Project managers use feasibility studies to discern the pros and cons of undertaking a project before investing time and money into it.
This feasibility study could have provided Chiyangwa and his team with crucial information that could prevent them from venturing blindly into risky businesses that could hardly give him return on investment.
A feasibility study is simply an assessment of the practicality of a proposed project. As the name implies, these studies ask: Will the project give proprietors the return on investment that they expect? If that project is completed, it is likely to become a white elephant just like High Glen Shopping Mall and is unlikely to give return on investment.
Captain Fiasco as Chiyangwa is affectionately known, said he is partnering the government. Sounds a good idea, but the same government owns the 60 000-seater National Sports Stadium (NSS), which the Confederation of African Football (Caf) recently condemned for failing to meet international standards.
It is no secret that the government has a lot on its plate to accommodate Chiyangwa in this self-actualisation project.
If the government had the capacity to lend Chiyangwa a hand, then it should have shown it by refurbishing the NSS to ease the county’s stadia crisis. With the government failing its restless workers, how will it partner the Pinnacle Properties boss in a self-fulfilling stadium named after himself?
Even though Uefa president Aleksander Cerefin, who was recently in the country, promised to assist Africa with capacity building by providing sports infrastructure in appreciation of the vast contribution made by the continent’s stars in the global football stage, he sounded sceptical to fund such projects.
“I think we can help quite a lot. Our principles are that we don’t send money. We send experts, we help in building infrastructure,” Cerefin said. This is a slap in the face on Chiyangwa as his tenure at 53 Livingstone Avenue in Harare had been marred by controversy as he was fingered in misappropriation of Zifa funds. Advancing funds to that project is tantamount to throwing money into a bottomless pity.
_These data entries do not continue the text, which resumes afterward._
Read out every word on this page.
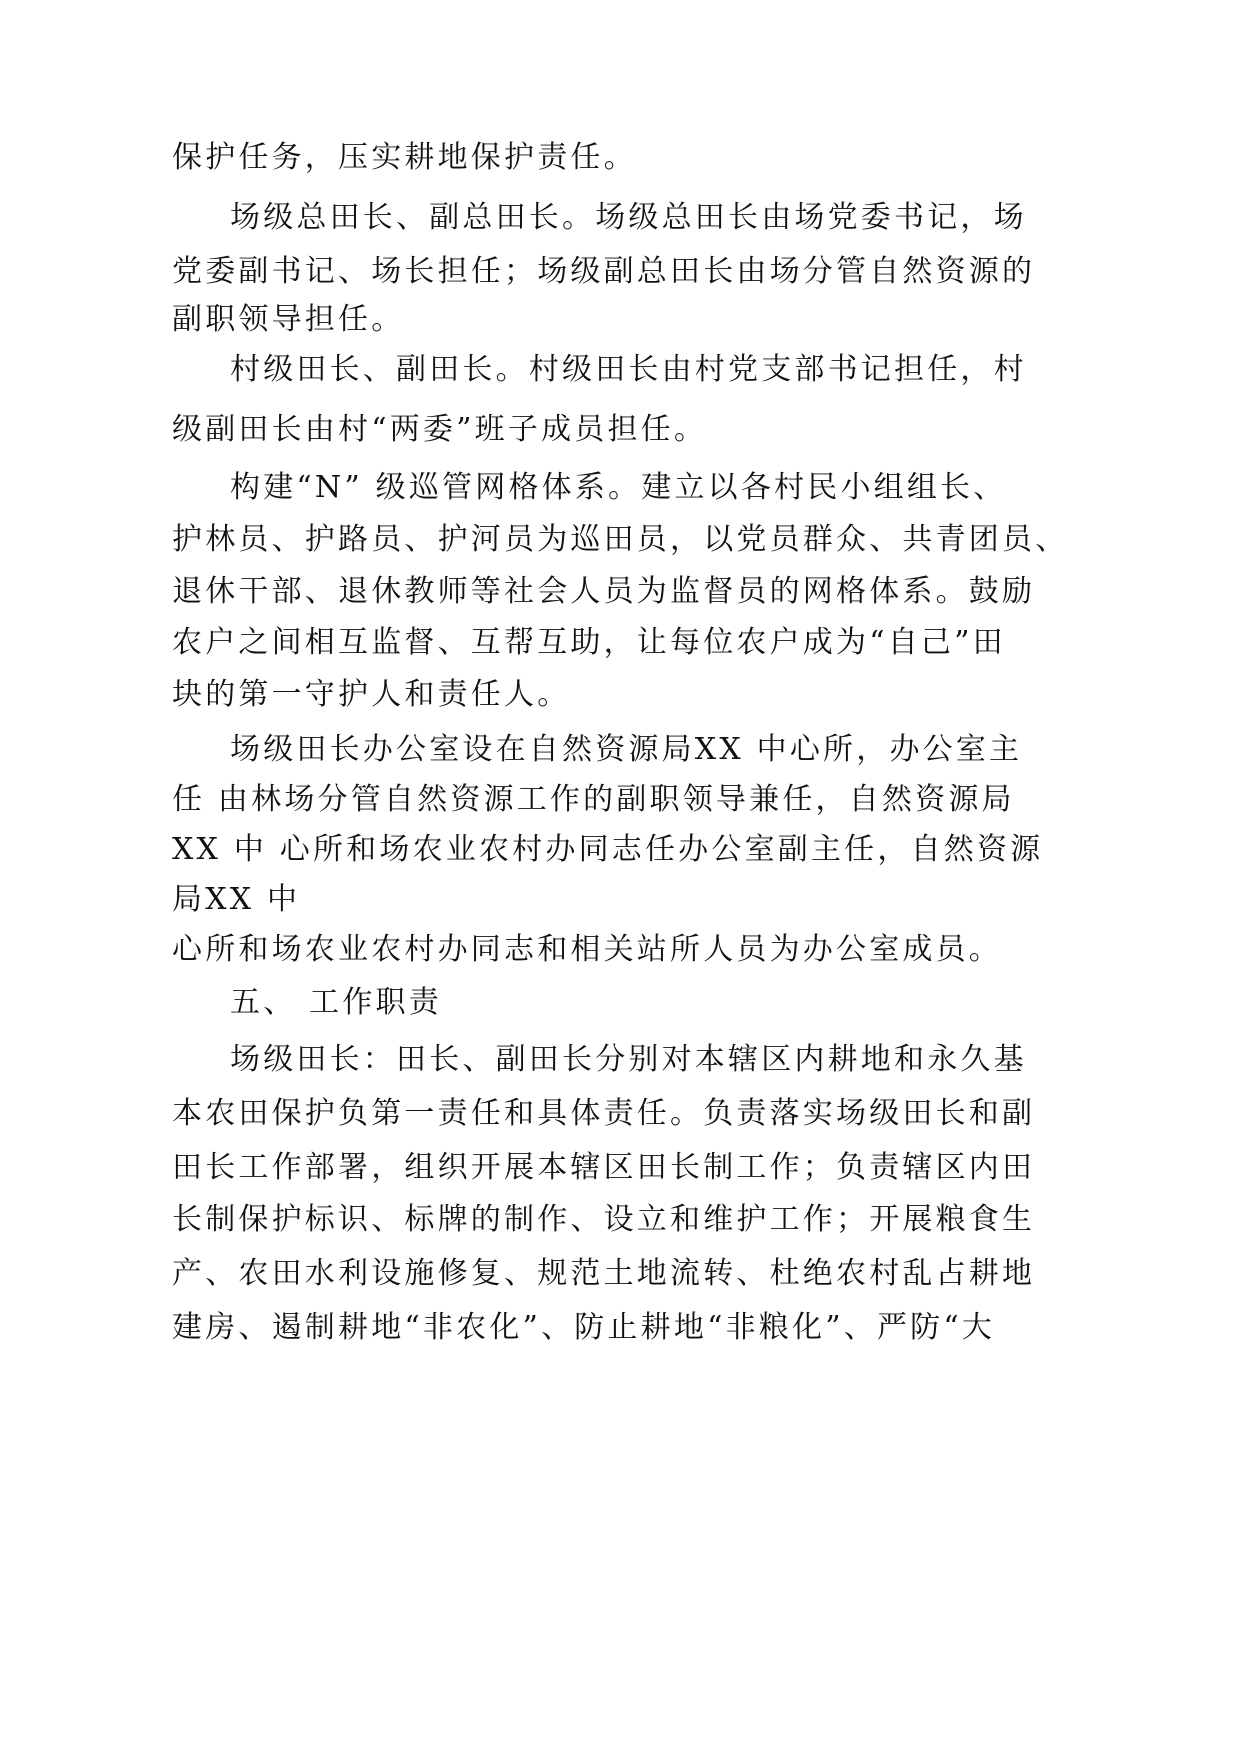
保护任务，压实耕地保护责任。
场级总田长、副总田长。场级总田长由场党委书记，场
党委副书记、场长担任；场级副总田长由场分管自然资源的
副职领导担任。
村级田长、副田长。村级田长由村党支部书记担任，村
级副田长由村“两委”班子成员担任。
构建“N” 级巡管网格体系。建立以各村民小组组长、
护林员、护路员、护河员为巡田员，以党员群众、共青团员、
退休干部、退休教师等社会人员为监督员的网格体系。鼓励
农户之间相互监督、互帮互助，让每位农户成为“自己”田
块的第一守护人和责任人。
场级田长办公室设在自然资源局XX 中心所，办公室主
任 由林场分管自然资源工作的副职领导兼任，自然资源局
XX 中 心所和场农业农村办同志任办公室副主任，自然资源
局XX 中
心所和场农业农村办同志和相关站所人员为办公室成员。
五、 工作职责
场级田长：田长、副田长分别对本辖区内耕地和永久基
本农田保护负第一责任和具体责任。负责落实场级田长和副
田长工作部署，组织开展本辖区田长制工作；负责辖区内田
长制保护标识、标牌的制作、设立和维护工作；开展粮食生
产、农田水利设施修复、规范土地流转、杜绝农村乱占耕地
建房、遏制耕地“非农化”、防止耕地“非粮化”、严防“大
The timely announcement of a June 2011 dream comes at a time Chiyangwa is caught up in an eye of a storm as the Felton Kamambo-led Zifa board is frantically trying to recover monies that Chiyangwa allegedly siphoned from the local soccer governing body during his tenure as the association’s president.
The media in recent weeks exposed how Chiyangwa allegedly embezzled thousands of dollars from the association through fraud and corruption, after the flamboyant businessman reportedly withdrew US$30 000 from a Zifa nostro account, months after he had ceased to be an official, in addition to using Zifa money to fund his lavish birthday party in 2017.
It is also reported that Chiyangwa leased the Zifa Village to one of his companies to keep creditors at bay, an agreement which he allegedly later used to loot funds from the association.
Chiyangwa has a weakness of having too many things on his hands, resulting in a lot of his projects not reaching completion. His hotel at “White House” along Crowhill Road in Harare is now an eyesore.
Maybe we should give him a chance this time around.
He is just hyping for something I guess! Or he could be diverting people’s attention from the Zifagate. Time will tell! It could be folly for Chiyangwa to go against the wind in constructing a project of such a magnitude.
I am not a prophet of doom, but based on the foregoing, Captain Fiasco could have been blowing his own trumpet as far as the Philip Chiyangwa Stadium is concerned. Lies have short legs.